Thinking back to my 5th grade science class, I remember Mr. Winkler teaching my classmates and me about sampling. The question on the unit test was, “It’s Thursday and you just realized you forgot to do your homework which is due tomorrow! The assignment is to find out, by grade, which season is the students’ favorite. What do you do?” The right answer: “There is not enough time to survey all students in the school. As there are three classrooms in each grade, visit one room in each grade level and survey them as a sample set of what the entire grade’s preference is.” The notion left an impression on me – in fact, I’m still moved by it nearly 40 years later!
This notion of sampling came to mind recently when I had the chance to sit down with entrepreneur and author, Jennifer Turliuk, about her book, How to Figure Out What to Do with Your Life (Next), which offers an easy to follow, step-by-step framework for maximizing career satisfaction and long-range fulfillment. Like my story from 1982, Jennifer described to me a conversation she had several years ago with Stanford professor, John Krumboltz, an international career expert, who suggested that Jennifer sample different career experiences to discover which one(s) she was really interested in pursuing.

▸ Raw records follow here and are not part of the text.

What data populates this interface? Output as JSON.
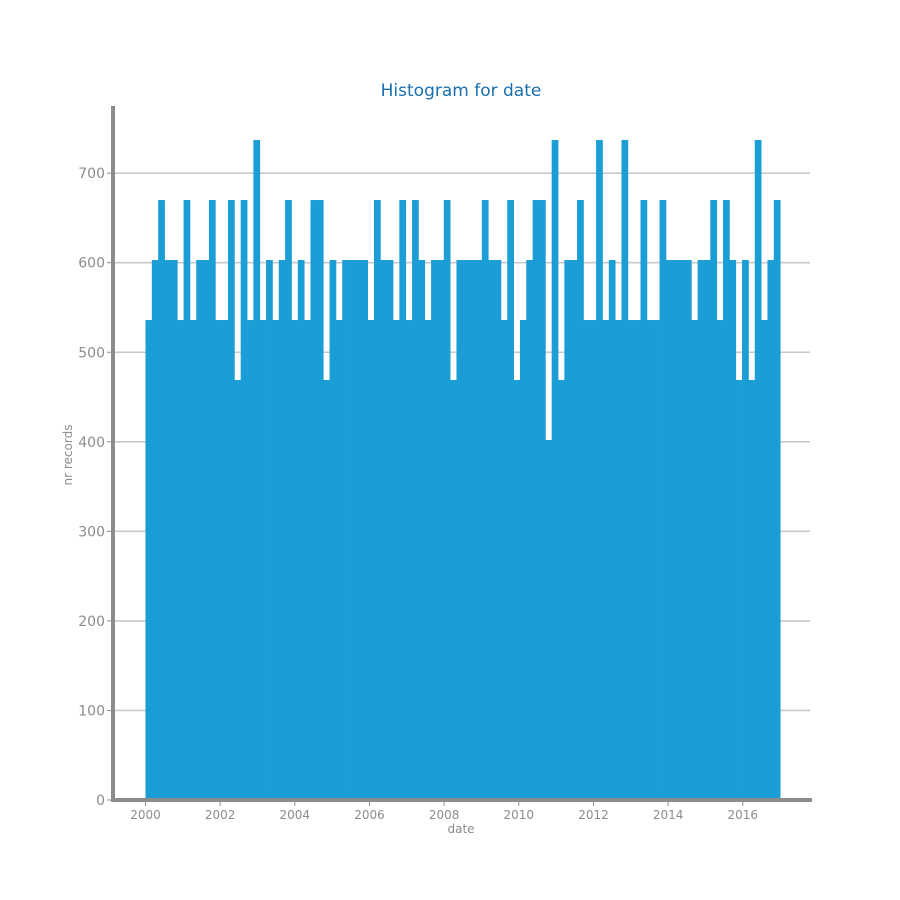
{
  "chart_data": {
    "type": "bar",
    "title": "Histogram for date",
    "xlabel": "date",
    "ylabel": "nr records",
    "xlim": [
      1999.13,
      2017.8
    ],
    "ylim": [
      0,
      775
    ],
    "xticks": [
      2000,
      2002,
      2004,
      2006,
      2008,
      2010,
      2012,
      2014,
      2016
    ],
    "yticks": [
      0,
      100,
      200,
      300,
      400,
      500,
      600,
      700
    ],
    "grid": true,
    "bar_color": "#1b9dd6",
    "bins": {
      "start": 2000.0,
      "width": 0.17,
      "counts": [
        536,
        603,
        670,
        603,
        603,
        536,
        670,
        536,
        603,
        603,
        670,
        536,
        536,
        670,
        469,
        670,
        536,
        737,
        536,
        603,
        536,
        603,
        670,
        536,
        603,
        536,
        670,
        670,
        469,
        603,
        536,
        603,
        603,
        603,
        603,
        536,
        670,
        603,
        603,
        536,
        670,
        536,
        670,
        603,
        536,
        603,
        603,
        670,
        469,
        603,
        603,
        603,
        603,
        670,
        603,
        603,
        536,
        670,
        469,
        536,
        603,
        670,
        670,
        402,
        737,
        469,
        603,
        603,
        670,
        536,
        536,
        737,
        536,
        603,
        536,
        737,
        536,
        536,
        670,
        536,
        536,
        670,
        603,
        603,
        603,
        603,
        536,
        603,
        603,
        670,
        536,
        670,
        603,
        469,
        603,
        469,
        737,
        536,
        603,
        670
      ]
    }
  }
}
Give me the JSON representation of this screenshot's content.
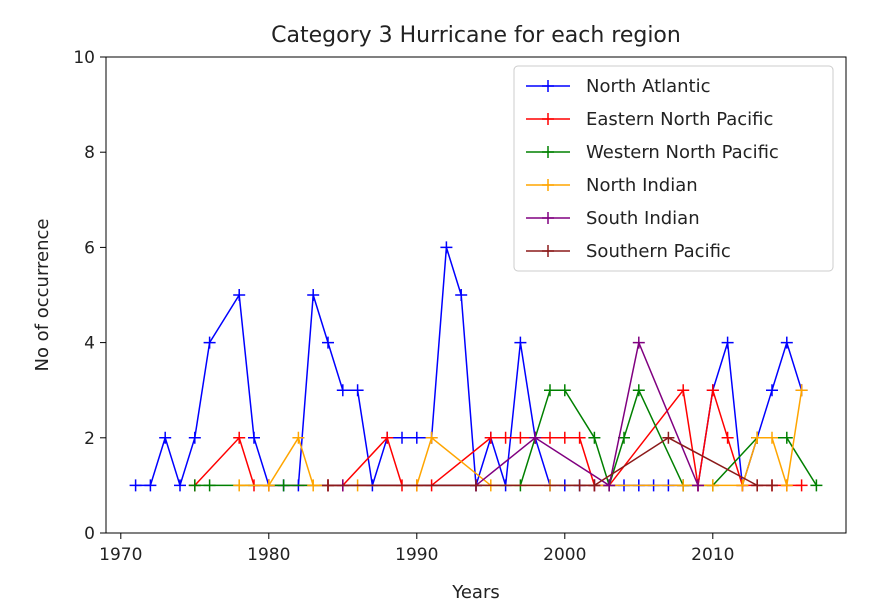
{
  "chart_data": {
    "type": "line",
    "title": "Category 3 Hurricane for each region",
    "xlabel": "Years",
    "ylabel": "No of occurrence",
    "xlim": [
      1969,
      2019
    ],
    "ylim": [
      0,
      10
    ],
    "xticks": [
      1970,
      1980,
      1990,
      2000,
      2010
    ],
    "yticks": [
      0,
      2,
      4,
      6,
      8,
      10
    ],
    "grid": false,
    "legend_position": "top-right",
    "marker": "+",
    "series": [
      {
        "name": "North Atlantic",
        "color": "#0000ff",
        "x": [
          1971,
          1972,
          1973,
          1974,
          1975,
          1976,
          1978,
          1979,
          1980,
          1981,
          1982,
          1983,
          1984,
          1985,
          1986,
          1987,
          1988,
          1989,
          1990,
          1991,
          1992,
          1993,
          1994,
          1995,
          1996,
          1997,
          1998,
          1999,
          2000,
          2001,
          2002,
          2003,
          2004,
          2005,
          2006,
          2007,
          2008,
          2009,
          2010,
          2011,
          2012,
          2013,
          2014,
          2015,
          2016
        ],
        "y": [
          1,
          1,
          2,
          1,
          2,
          4,
          5,
          2,
          1,
          1,
          1,
          5,
          4,
          3,
          3,
          1,
          2,
          2,
          2,
          2,
          6,
          5,
          1,
          2,
          1,
          4,
          2,
          1,
          1,
          1,
          1,
          1,
          1,
          1,
          1,
          1,
          1,
          1,
          3,
          4,
          1,
          2,
          3,
          4,
          3
        ]
      },
      {
        "name": "Eastern North Pacific",
        "color": "#ff0000",
        "x": [
          1975,
          1978,
          1979,
          1980,
          1984,
          1985,
          1988,
          1989,
          1990,
          1991,
          1995,
          1996,
          1997,
          1998,
          1999,
          2000,
          2001,
          2002,
          2003,
          2008,
          2009,
          2010,
          2011,
          2012,
          2013,
          2014,
          2015,
          2016
        ],
        "y": [
          1,
          2,
          1,
          1,
          1,
          1,
          2,
          1,
          1,
          1,
          2,
          2,
          2,
          2,
          2,
          2,
          2,
          1,
          1,
          3,
          1,
          3,
          2,
          1,
          1,
          1,
          1,
          1
        ]
      },
      {
        "name": "Western North Pacific",
        "color": "#008000",
        "x": [
          1975,
          1976,
          1981,
          1997,
          1999,
          2000,
          2002,
          2003,
          2004,
          2005,
          2008,
          2010,
          2013,
          2015,
          2017
        ],
        "y": [
          1,
          1,
          1,
          1,
          3,
          3,
          2,
          1,
          2,
          3,
          1,
          1,
          2,
          2,
          1
        ]
      },
      {
        "name": "North Indian",
        "color": "#ffa500",
        "x": [
          1978,
          1980,
          1982,
          1983,
          1984,
          1986,
          1990,
          1991,
          1995,
          1999,
          2008,
          2010,
          2012,
          2013,
          2014,
          2015,
          2016
        ],
        "y": [
          1,
          1,
          2,
          1,
          1,
          1,
          1,
          2,
          1,
          1,
          1,
          1,
          1,
          2,
          2,
          1,
          3
        ]
      },
      {
        "name": "South Indian",
        "color": "#800080",
        "x": [
          1984,
          1985,
          1994,
          1998,
          2003,
          2005,
          2009
        ],
        "y": [
          1,
          1,
          1,
          2,
          1,
          4,
          1
        ]
      },
      {
        "name": "Southern Pacific",
        "color": "#8b1a1a",
        "x": [
          1984,
          1994,
          2001,
          2002,
          2007,
          2013,
          2014
        ],
        "y": [
          1,
          1,
          1,
          1,
          2,
          1,
          1
        ]
      }
    ]
  }
}
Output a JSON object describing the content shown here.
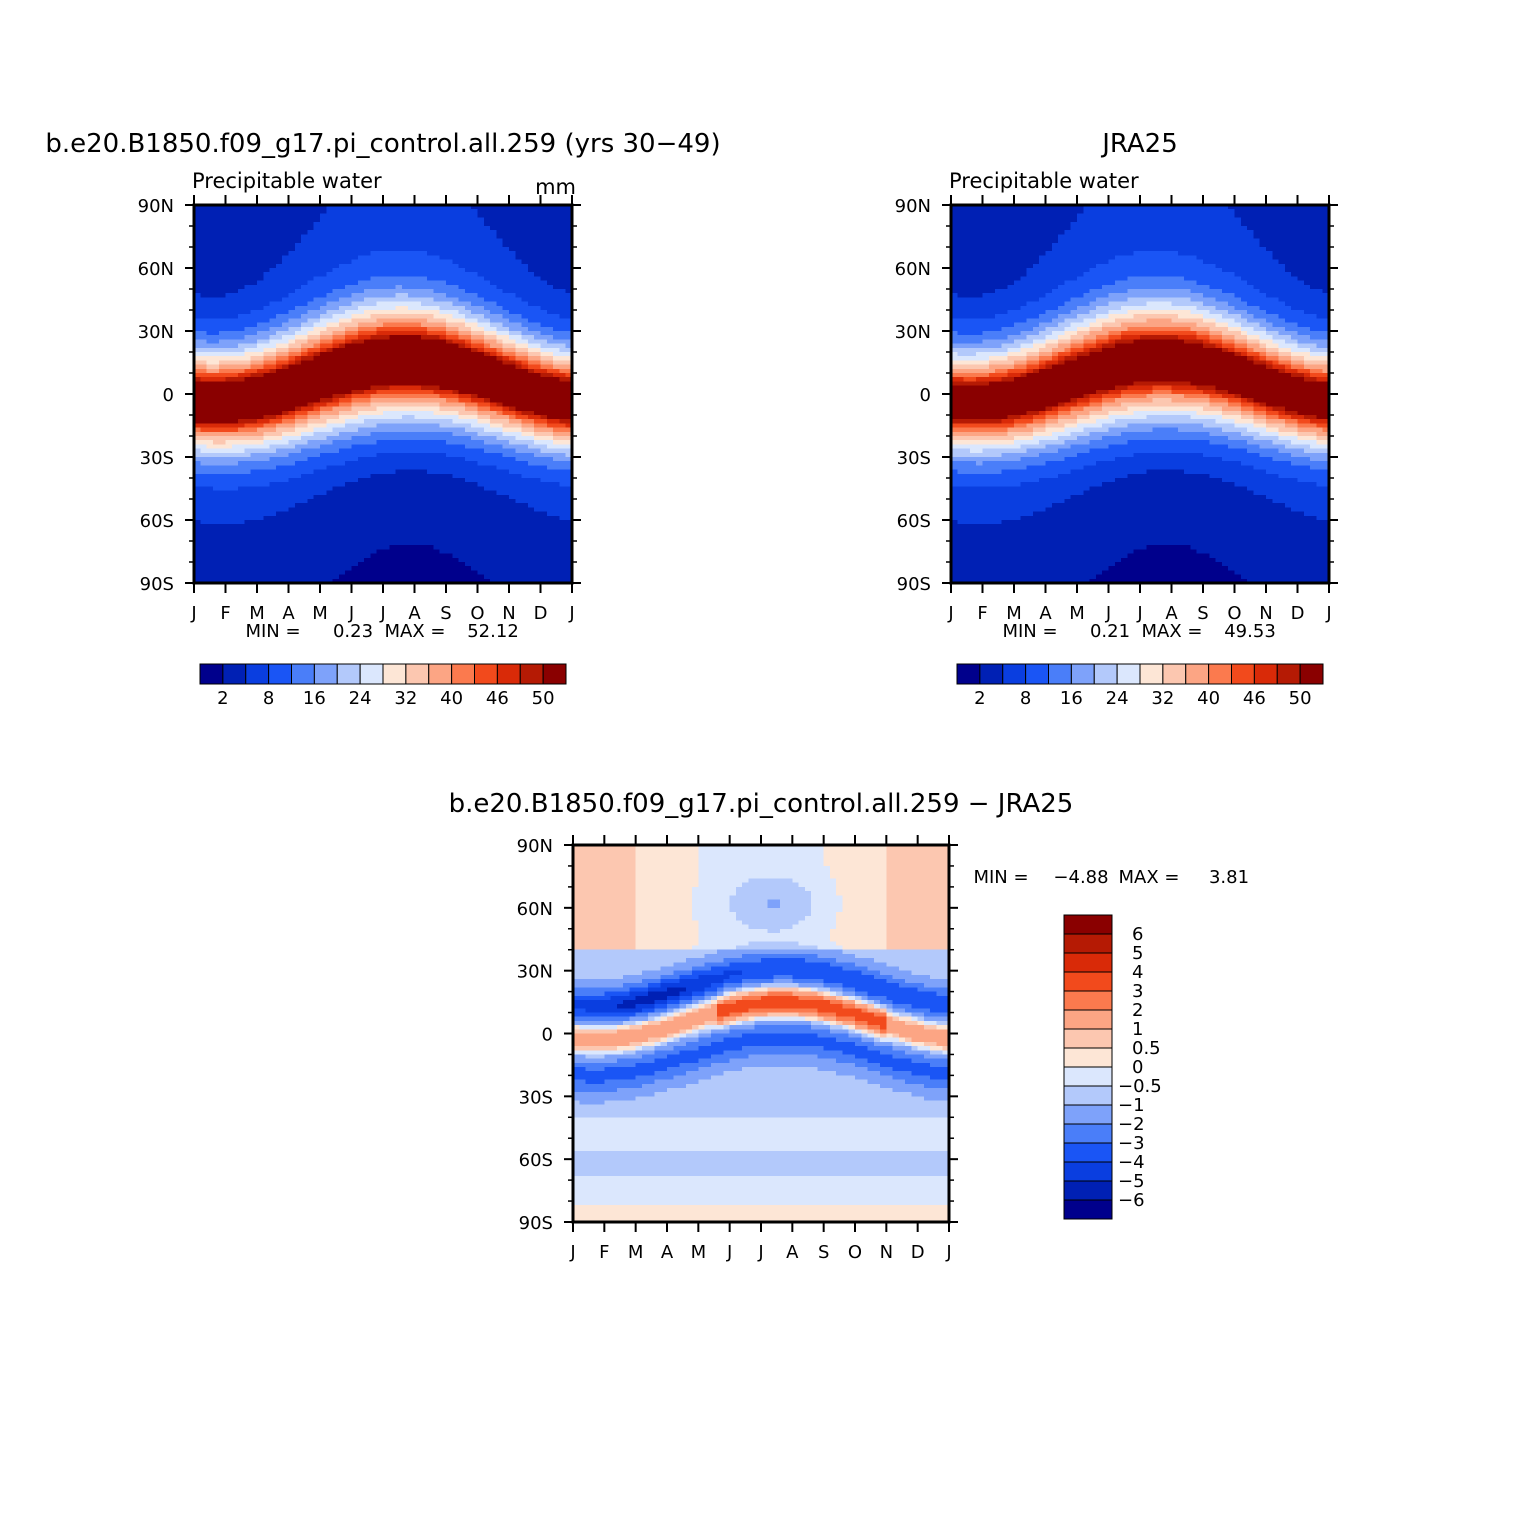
{
  "chart_data": [
    {
      "type": "heatmap",
      "title": "b.e20.B1850.f09_g17.pi_control.all.259 (yrs 30-49)",
      "subtitle": "Precipitable water",
      "units": "mm",
      "x_tick_labels": [
        "J",
        "F",
        "M",
        "A",
        "M",
        "J",
        "J",
        "A",
        "S",
        "O",
        "N",
        "D",
        "J"
      ],
      "y_tick_labels": [
        "90N",
        "60N",
        "30N",
        "0",
        "30S",
        "60S",
        "90S"
      ],
      "y_values": [
        90,
        60,
        30,
        0,
        -30,
        -60,
        -90
      ],
      "stats": {
        "min_label": "MIN =",
        "min": "0.23",
        "max_label": "MAX =",
        "max": "52.12"
      },
      "colorbar": {
        "levels": [
          2,
          5,
          8,
          12,
          16,
          20,
          24,
          28,
          32,
          36,
          40,
          43,
          46,
          48,
          50
        ],
        "tick_labels": [
          "2",
          "8",
          "16",
          "24",
          "32",
          "40",
          "46",
          "50"
        ],
        "colors": [
          "#00008c",
          "#0020b4",
          "#0a3ee0",
          "#1a55f5",
          "#4a7ef9",
          "#7ea2fa",
          "#b3c9fb",
          "#dbe7fd",
          "#fde6d6",
          "#fcc7b0",
          "#fca584",
          "#fb7a4e",
          "#f24a1c",
          "#d92a08",
          "#b51a04",
          "#8a0000"
        ]
      },
      "field_model": {
        "kind": "precipitable_water",
        "amplitude": 50.4,
        "itcz_shift": 0
      }
    },
    {
      "type": "heatmap",
      "title": "JRA25",
      "subtitle": "Precipitable water",
      "x_tick_labels": [
        "J",
        "F",
        "M",
        "A",
        "M",
        "J",
        "J",
        "A",
        "S",
        "O",
        "N",
        "D",
        "J"
      ],
      "y_tick_labels": [
        "90N",
        "60N",
        "30N",
        "0",
        "30S",
        "60S",
        "90S"
      ],
      "y_values": [
        90,
        60,
        30,
        0,
        -30,
        -60,
        -90
      ],
      "stats": {
        "min_label": "MIN =",
        "min": "0.21",
        "max_label": "MAX =",
        "max": "49.53"
      },
      "colorbar": {
        "levels": [
          2,
          5,
          8,
          12,
          16,
          20,
          24,
          28,
          32,
          36,
          40,
          43,
          46,
          48,
          50
        ],
        "tick_labels": [
          "2",
          "8",
          "16",
          "24",
          "32",
          "40",
          "46",
          "50"
        ],
        "colors": [
          "#00008c",
          "#0020b4",
          "#0a3ee0",
          "#1a55f5",
          "#4a7ef9",
          "#7ea2fa",
          "#b3c9fb",
          "#dbe7fd",
          "#fde6d6",
          "#fcc7b0",
          "#fca584",
          "#fb7a4e",
          "#f24a1c",
          "#d92a08",
          "#b51a04",
          "#8a0000"
        ]
      },
      "field_model": {
        "kind": "precipitable_water",
        "amplitude": 48.2,
        "itcz_shift": 0
      }
    },
    {
      "type": "heatmap",
      "title": "b.e20.B1850.f09_g17.pi_control.all.259 - JRA25",
      "x_tick_labels": [
        "J",
        "F",
        "M",
        "A",
        "M",
        "J",
        "J",
        "A",
        "S",
        "O",
        "N",
        "D",
        "J"
      ],
      "y_tick_labels": [
        "90N",
        "60N",
        "30N",
        "0",
        "30S",
        "60S",
        "90S"
      ],
      "y_values": [
        90,
        60,
        30,
        0,
        -30,
        -60,
        -90
      ],
      "stats": {
        "min_label": "MIN =",
        "min": "-4.88",
        "max_label": "MAX =",
        "max": "3.81"
      },
      "colorbar": {
        "levels": [
          -6,
          -5,
          -4,
          -3,
          -2,
          -1,
          -0.5,
          0,
          0.5,
          1,
          2,
          3,
          4,
          5,
          6
        ],
        "tick_labels": [
          "-6",
          "-5",
          "-4",
          "-3",
          "-2",
          "-1",
          "-0.5",
          "0",
          "0.5",
          "1",
          "2",
          "3",
          "4",
          "5",
          "6"
        ],
        "colors": [
          "#00008c",
          "#0020b4",
          "#0a3ee0",
          "#1a55f5",
          "#4a7ef9",
          "#7ea2fa",
          "#b3c9fb",
          "#dbe7fd",
          "#fde6d6",
          "#fcc7b0",
          "#fca584",
          "#fb7a4e",
          "#f24a1c",
          "#d92a08",
          "#b51a04",
          "#8a0000"
        ]
      },
      "field_model": {
        "kind": "difference"
      }
    }
  ]
}
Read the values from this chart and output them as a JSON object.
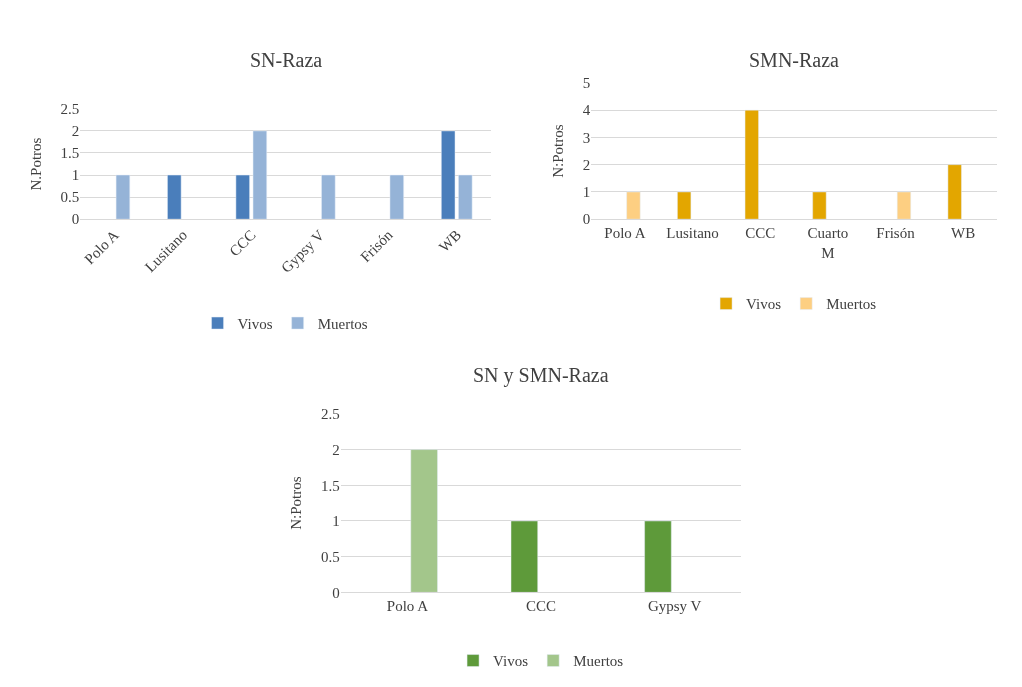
{
  "chart_data": [
    {
      "type": "bar",
      "title": "SN-Raza",
      "ylabel": "N.Potros",
      "categories": [
        "Polo A",
        "Lusitano",
        "CCC",
        "Gypsy V",
        "Frisón",
        "WB"
      ],
      "series": [
        {
          "name": "Vivos",
          "color": "#4a7ebb",
          "values": [
            null,
            1,
            1,
            null,
            null,
            2
          ]
        },
        {
          "name": "Muertos",
          "color": "#95b3d7",
          "values": [
            1,
            null,
            2,
            1,
            1,
            1
          ]
        }
      ],
      "ylim": [
        0,
        2.5
      ],
      "yticks": [
        0,
        0.5,
        1,
        1.5,
        2,
        2.5
      ],
      "grid": "y",
      "legend": "bottom"
    },
    {
      "type": "bar",
      "title": "SMN-Raza",
      "ylabel": "N:Potros",
      "categories": [
        "Polo A",
        "Lusitano",
        "CCC",
        "Cuarto M",
        "Frisón",
        "WB"
      ],
      "series": [
        {
          "name": "Vivos",
          "color": "#e3a600",
          "values": [
            null,
            1,
            4,
            1,
            null,
            2
          ]
        },
        {
          "name": "Muertos",
          "color": "#fdcf82",
          "values": [
            1,
            null,
            null,
            null,
            1,
            null
          ]
        }
      ],
      "ylim": [
        0,
        5
      ],
      "yticks": [
        0,
        1,
        2,
        3,
        4,
        5
      ],
      "grid": "y",
      "legend": "bottom"
    },
    {
      "type": "bar",
      "title": "SN y SMN-Raza",
      "ylabel": "N:Potros",
      "categories": [
        "Polo A",
        "CCC",
        "Gypsy V"
      ],
      "series": [
        {
          "name": "Vivos",
          "color": "#5e9a3a",
          "values": [
            null,
            1,
            1
          ]
        },
        {
          "name": "Muertos",
          "color": "#a3c68b",
          "values": [
            2,
            null,
            null
          ]
        }
      ],
      "ylim": [
        0,
        2.5
      ],
      "yticks": [
        0,
        0.5,
        1,
        1.5,
        2,
        2.5
      ],
      "grid": "y",
      "legend": "bottom"
    }
  ]
}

This notion of sampling, or “prototyping” as Jennifer calls it, allows one to engage in the lowest-commitment manner to test a variety of options. Like the concept popularized by Eric Ries in his book, The Lean Startup, “minimum viable product” or “MVP,” Jennifer suggests a “minimum viable commitment” in a try-before-you-buy sort of way that helps the job seeker to determine if the opportunity is worth pursuing. For Jennifer, this was critical. She engaged in a series of one-to-five-day job shadowing experiences with a number of companies whereby she shadowed various associates in each firm to get a sense for a day-in-the-life of that individual. In an article she wrote on the topic she said, “I’m so happy that I took the time to prototype my different career options – and am grateful for the fact that it was nearly free to do so.
Jennifer describes her mission as helping people to be more than they currently are. Her advice for those interested in giving prototyping a try:
- Reach Out and Engage in Informational Interviews. Most people are surprisingly approachable and willing to talk about their career journeys. Take some time to learn about them, their companies, and their industries. If you can’t spend a lot of time job shadowing, spend a few hours over a set period of time interviewing several people about their career experiences.
- Job Shadow. If you can swing it, ask people who you admire in jobs and/or companies that seem interesting to you if you can spend an hour, an afternoon, a day, or a week with them simply learning about what they do for a living. Don’t just observe; roll up your sleeves! Offer to help out where/when you can.
Chances are that by connecting with a few people and following this actionable roadmap for figuring out what you love, you will land in a career that brings boundless satisfaction and fulfillment.